- Active: 1862–1865
- Country: Confederate States
- Allegiance: Mississippi
- Branch: Army
- Type: Cavalry
- Size: Regiment
- Part of: Armstrong's Brigade
- Facings: Yellow
- Battles: American Civil War Battle of Iuka; Second Battle of Corinth; Battle of Thompson's Station; First Battle of Franklin; Grierson's Raid; Meridian Campaign; Atlanta campaign; Battle of Columbia; Battle of Spring Hill; Battle of Franklin; Third Battle of Murfreesboro; Battle of Selma;

Commanders
- Notable commanders: James Gordon

= 2nd Mississippi Cavalry Regiment =

The 2nd Mississippi Cavalry Regiment was a unit of the Confederate States Army from Mississippi.

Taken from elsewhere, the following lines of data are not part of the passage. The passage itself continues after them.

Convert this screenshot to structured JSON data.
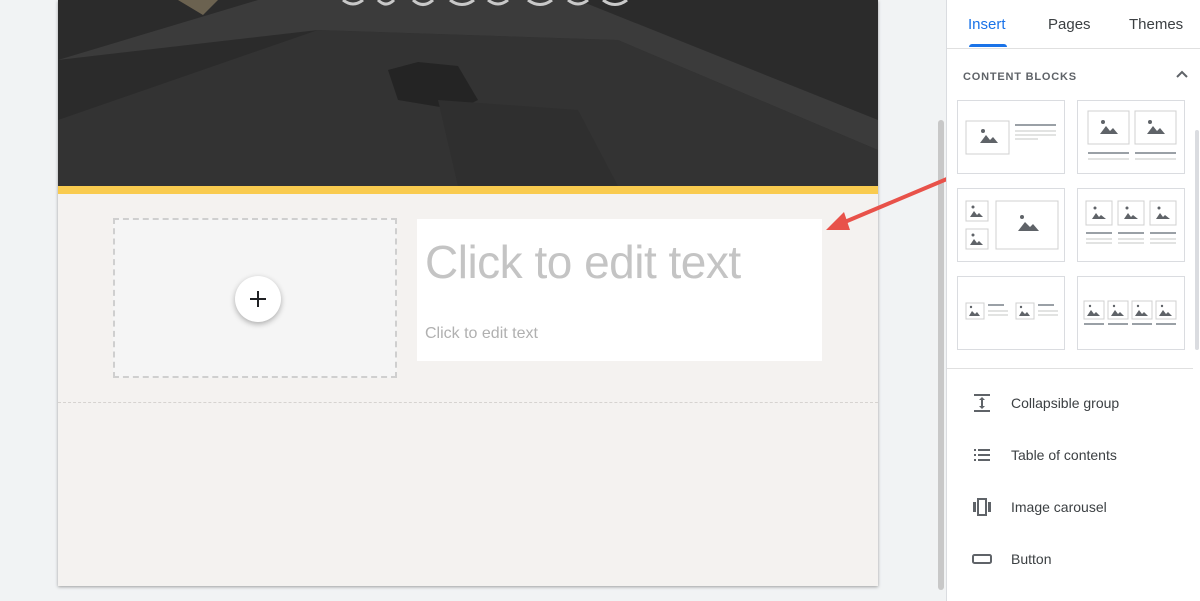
{
  "theme": {
    "accent": "#f9cb4f",
    "tab_active": "#1a73e8",
    "arrow": "#e8524a"
  },
  "page": {
    "placeholder_title": "Click to edit text",
    "placeholder_body": "Click to edit text"
  },
  "panel": {
    "tabs": [
      {
        "label": "Insert",
        "active": true
      },
      {
        "label": "Pages",
        "active": false
      },
      {
        "label": "Themes",
        "active": false
      }
    ],
    "section_title": "CONTENT BLOCKS",
    "tools": [
      {
        "label": "Collapsible group",
        "icon": "collapsible-group-icon"
      },
      {
        "label": "Table of contents",
        "icon": "table-of-contents-icon"
      },
      {
        "label": "Image carousel",
        "icon": "image-carousel-icon"
      },
      {
        "label": "Button",
        "icon": "button-icon"
      }
    ]
  }
}
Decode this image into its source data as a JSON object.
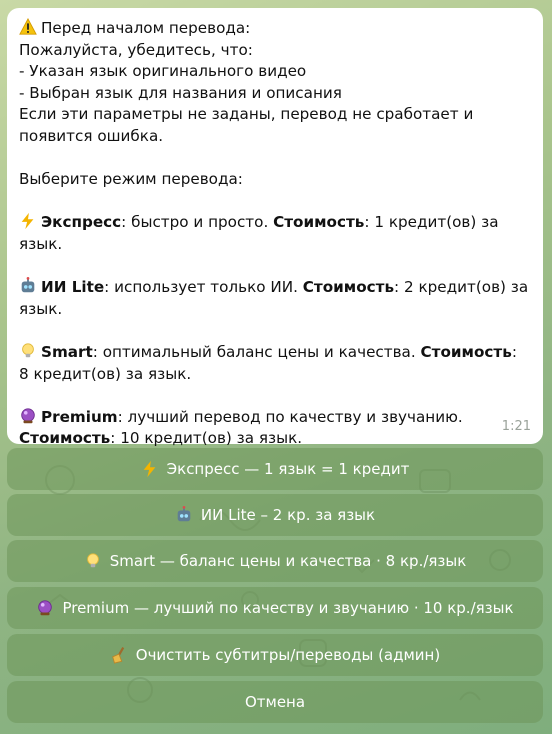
{
  "message": {
    "time": "1:21",
    "intro_title": "Перед началом перевода:",
    "please_check": "Пожалуйста, убедитесь, что:",
    "check_1": "- Указан язык оригинального видео",
    "check_2": "- Выбран язык для названия и описания",
    "warning_1": "Если эти параметры не заданы, перевод не сработает и",
    "warning_2": "появится ошибка.",
    "choose_mode": "Выберите режим перевода:",
    "modes": [
      {
        "icon": "lightning-icon",
        "name": "Экспресс",
        "desc": ": быстро и просто. ",
        "cost_label": "Стоимость",
        "cost_line1": ": 1 кредит(ов) за язык.",
        "cost_line2": ""
      },
      {
        "icon": "robot-icon",
        "name": "ИИ Lite",
        "desc": ": использует только ИИ. ",
        "cost_label": "Стоимость",
        "cost_line1": ": 2 кредит(ов) за",
        "cost_line2": "язык."
      },
      {
        "icon": "lightbulb-icon",
        "name": "Smart",
        "desc": ": оптимальный баланс цены и качества. ",
        "cost_label": "Стоимость",
        "cost_line1": ":",
        "cost_line2": "8 кредит(ов) за язык."
      },
      {
        "icon": "crystal-ball-icon",
        "name": "Premium",
        "desc": ": лучший перевод по качеству и звучанию.",
        "cost_label": "Стоимость",
        "cost_line1": "",
        "cost_line2": ": 10 кредит(ов) за язык."
      }
    ]
  },
  "keyboard": [
    {
      "icon": "lightning-icon",
      "label": "Экспресс — 1 язык = 1 кредит"
    },
    {
      "icon": "robot-icon",
      "label": "ИИ Lite – 2 кр. за язык"
    },
    {
      "icon": "lightbulb-icon",
      "label": "Smart — баланс цены и качества · 8 кр./язык"
    },
    {
      "icon": "crystal-ball-icon",
      "label": "Premium — лучший по качеству и звучанию · 10 кр./язык"
    },
    {
      "icon": "broom-icon",
      "label": "Очистить субтитры/переводы (админ)"
    },
    {
      "icon": "",
      "label": "Отмена"
    }
  ],
  "colors": {
    "bubble_bg": "#ffffff",
    "button_bg": "#6e965a",
    "accent_warning": "#f4c20d",
    "accent_lightning": "#f4b400",
    "accent_premium": "#8e3fb3"
  }
}
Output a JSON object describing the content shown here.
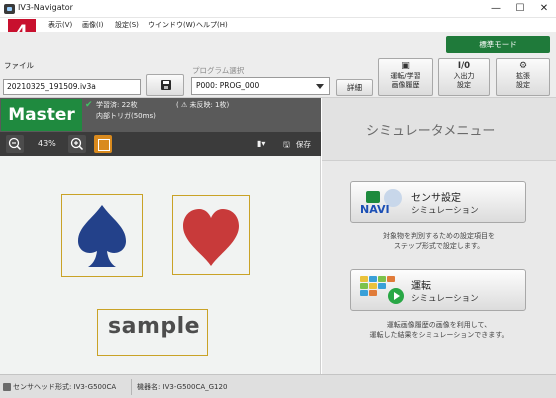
{
  "window": {
    "title": "IV3-Navigator",
    "controls": {
      "minimize": "—",
      "maximize": "☐",
      "close": "✕"
    }
  },
  "step_badge": "4",
  "menubar": {
    "items": [
      "表示(V)",
      "画像(I)",
      "設定(S)",
      "ウインドウ(W)",
      "ヘルプ(H)"
    ]
  },
  "toolbar": {
    "mode_button": "標準モード",
    "file_label": "ファイル",
    "file_value": "20210325_191509.iv3a",
    "program_label": "プログラム選択",
    "program_value": "P000: PROG_000",
    "detail_button": "詳細",
    "history_button": [
      "運転/学習",
      "画像履歴"
    ],
    "io_button": [
      "I/0",
      "入出力",
      "設定"
    ],
    "ext_button": [
      "拡張",
      "設定"
    ]
  },
  "master": {
    "label": "Master",
    "learned": "学習済: 22枚",
    "trigger": "内部トリガ(50ms)",
    "unreflected": "( ⚠ 未反映: 1枚)"
  },
  "image_toolbar": {
    "zoom_level": "43%",
    "save_label": "保存"
  },
  "image": {
    "sample_text": "sample",
    "spade_color": "#23418a",
    "heart_color": "#c83a3a",
    "roi_color": "#c9a227"
  },
  "simulation": {
    "title": "シミュレータメニュー",
    "sensor_button": {
      "line1": "センサ設定",
      "line2": "シミュレーション"
    },
    "sensor_desc": [
      "対象物を判別するための設定項目を",
      "ステップ形式で設定します。"
    ],
    "run_button": {
      "line1": "運転",
      "line2": "シミュレーション"
    },
    "run_desc": [
      "運転画像履歴の画像を利用して、",
      "運転した結果をシミュレーションできます。"
    ],
    "navi_label": "NAVI"
  },
  "statusbar": {
    "sensor_head": "センサヘッド形式: IV3-G500CA",
    "device_model": "機器名: IV3-G500CA_G120"
  }
}
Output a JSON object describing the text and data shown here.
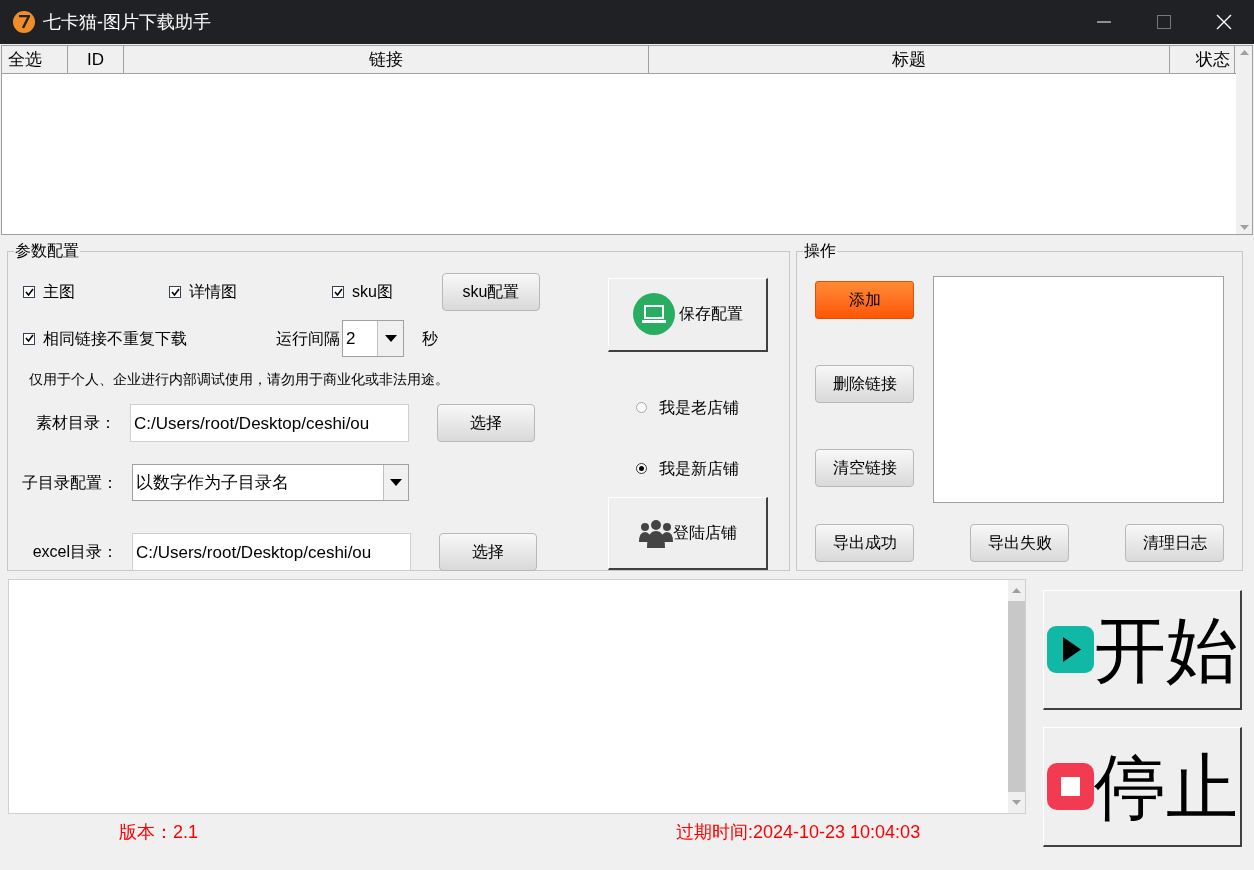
{
  "window": {
    "title": "七卡猫-图片下载助手"
  },
  "table": {
    "columns": [
      "全选",
      "ID",
      "链接",
      "标题",
      "状态"
    ]
  },
  "params": {
    "legend": "参数配置",
    "checkboxes": [
      {
        "label": "主图",
        "checked": true
      },
      {
        "label": "详情图",
        "checked": true
      },
      {
        "label": "sku图",
        "checked": true
      }
    ],
    "sku_button": "sku配置",
    "dedupe": {
      "label": "相同链接不重复下载",
      "checked": true
    },
    "interval": {
      "label": "运行间隔",
      "value": "2",
      "unit": "秒"
    },
    "notice": "仅用于个人、企业进行内部调试使用，请勿用于商业化或非法用途。",
    "material_dir": {
      "label": "素材目录：",
      "value": "C:/Users/root/Desktop/ceshi/ou",
      "button": "选择"
    },
    "subdir": {
      "label": "子目录配置：",
      "value": "以数字作为子目录名"
    },
    "excel_dir": {
      "label": "excel目录：",
      "value": "C:/Users/root/Desktop/ceshi/ou",
      "button": "选择"
    },
    "save_button": "保存配置",
    "shop_options": [
      {
        "label": "我是老店铺",
        "selected": false
      },
      {
        "label": "我是新店铺",
        "selected": true
      }
    ],
    "login_button": "登陆店铺"
  },
  "operations": {
    "legend": "操作",
    "buttons": [
      {
        "label": "添加",
        "kind": "primary"
      },
      {
        "label": "删除链接",
        "kind": "normal"
      },
      {
        "label": "清空链接",
        "kind": "normal"
      }
    ],
    "bottom_buttons": [
      {
        "label": "导出成功"
      },
      {
        "label": "导出失败"
      },
      {
        "label": "清理日志"
      }
    ]
  },
  "start_button": "开始",
  "stop_button": "停止",
  "status_bar": {
    "version": "版本：2.1",
    "expiry": "过期时间:2024-10-23 10:04:03"
  }
}
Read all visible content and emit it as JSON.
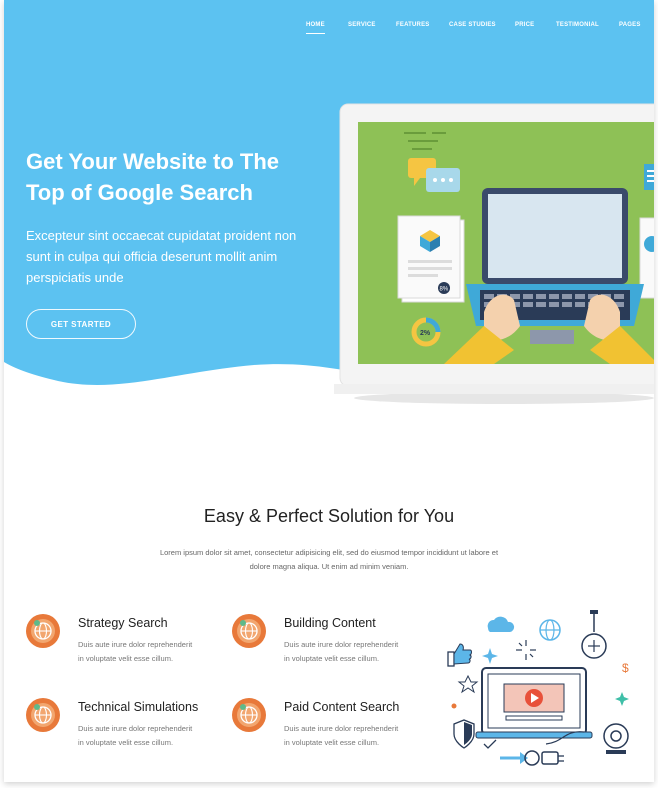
{
  "nav": {
    "items": [
      "HOME",
      "SERVICE",
      "FEATURES",
      "CASE STUDIES",
      "PRICE",
      "TESTIMONIAL",
      "PAGES"
    ],
    "active": "HOME"
  },
  "hero": {
    "title_line1": "Get Your Website to The",
    "title_line2": "Top of Google Search",
    "text": "Excepteur sint occaecat cupidatat proident non sunt in culpa qui officia deserunt mollit anim perspiciatis unde",
    "cta": "GET STARTED",
    "badge_top": "8%",
    "badge_bottom": "2%"
  },
  "section": {
    "title": "Easy & Perfect Solution for You",
    "text_line1": "Lorem ipsum dolor sit amet, consectetur adipisicing elit, sed do eiusmod tempor incididunt ut labore et",
    "text_line2": "dolore magna aliqua. Ut enim ad minim veniam."
  },
  "features": [
    {
      "title": "Strategy Search",
      "desc_line1": "Duis aute irure dolor reprehenderit",
      "desc_line2": "in voluptate velit esse cillum.",
      "icon": "globe-icon"
    },
    {
      "title": "Building Content",
      "desc_line1": "Duis aute irure dolor reprehenderit",
      "desc_line2": "in voluptate velit esse cillum.",
      "icon": "globe-icon"
    },
    {
      "title": "Technical Simulations",
      "desc_line1": "Duis aute irure dolor reprehenderit",
      "desc_line2": "in voluptate velit esse cillum.",
      "icon": "globe-icon"
    },
    {
      "title": "Paid Content Search",
      "desc_line1": "Duis aute irure dolor reprehenderit",
      "desc_line2": "in voluptate velit esse cillum.",
      "icon": "globe-icon"
    }
  ],
  "colors": {
    "hero_blue": "#5bc1f0",
    "accent_orange": "#e8793a",
    "screen_green": "#8dc056"
  }
}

Formed in the spring of 1862, the 2nd Cavalry took part in many battles of the western theater in Mississippi, Alabama, Georgia, and Tennessee before surrendering in April 1865.

==History==
The 2nd Mississippi Cavalry Regiment was organized in the spring of 1862 at Columbus, Mississippi by James Gordon, who had previously served in Virginia as Captain of the Chickasaw Rangers, part of the Jeff. Davis Legion. The new Regiment was assigned to the command of Col. Frank C. Armstrong and Gordon was commissioned as Lieutenant Colonel.

The 2nd Cavalry fought at the Battle of Iuka in September, and took part in supporting actions during the Second Battle of Corinth and the subsequent Confederate retreat from Corinth after the battle. As part of General Earl Van Dorn's cavalry corps, the 2nd Regiment fought in the Battle of Thompson's Station in Tennessee in March 1863. Under orders from General Nathan B. Forrest, the 2nd took part in the capture of a Federal fort at Brentwood, Tennessee the same month, and fought at the First Battle of Franklin in April. During this period when most of the Regiment was fighting in Tennessee, a detachment of the 2nd Cavalry was operating in South Mississippi opposing Grierson's Raid. During the Vicksburg Campaign, the regiment was sent to the Big Black River and covered the retreat of General Joseph E. Johnston's troops to Jackson. The regiment then skirmished with Union General William T. Sherman's troops during their march to Meridian.

A detachment of the 2nd Regiment was sent to Fayette County, Alabama in the spring of 1864 to arrest "armed bands of tories or deserters". The cavalry did not find any armed Unionists in Alabama, but arrested several deserters from the Confederate army.

In May 1864 the 2nd Cavalry was sent to Georgia to take part in the Atlanta campaign. After the Confederate defeat in Georgia, the regiment was assigned to Forrest's Cavalry Corps during General John Bell Hood's Tennessee Campaign, fighting at Columbia, Spring Hill, Franklin, and Murfreesboro.

Greatly depleted by losses during the Tennessee campaign, the 2nd Mississippi Cavalry fought its final battle as part of Forrest's Corps at Selma, Alabama in April, 1865. The remaining Confederate forces in the western theater surrendered shortly thereafter.

==Name==
In the Official Records of the Union and Confederate Armies, the 2nd Cavalry is often referred to as the "4th Mississippi Cavalry". It should not be confused with a different regiment of that same name, commanded by Col. C.C. Wilbourn.

Another unit, the 2nd Battalion Mississippi Cavalry, is sometimes referred to as the "Second Mississippi Cavalry" in the Official Records and also should not be confused with the 2nd Regiment. The 2nd Battalion was commanded by William T. Martin and formed part of the Jeff. Davis Legion.

==Commanders==
Commanders of the 2nd Mississippi Cavalry:
- Col. J.L. McCarty
- Col. James Gordon, resigned 1863.
- Col. Edward Dillon
- Col. Arthur Pendleton Mason (appointment cancelled by Jefferson Davis, 1864).

==Organization==
Companies of the 2nd Mississippi Cavalry:
- Company A, "Choctaw Rangers"
- Company B, "Newton Rangers"
- Company C, "Lauderdale Cavalry"
- Company D, "Senatobia Opposers"
- Company E, "Mooresville Blues"
- Company F, "East Mississippi Guards" of Clarke County.
- Company G, "Pontotoc Rangers"
- Company H, "Kemper Dragoons"
- Company I, "Lula White Rebels" of Monroe County.
- Company K, "Mississippi Body Guards" of Scott County.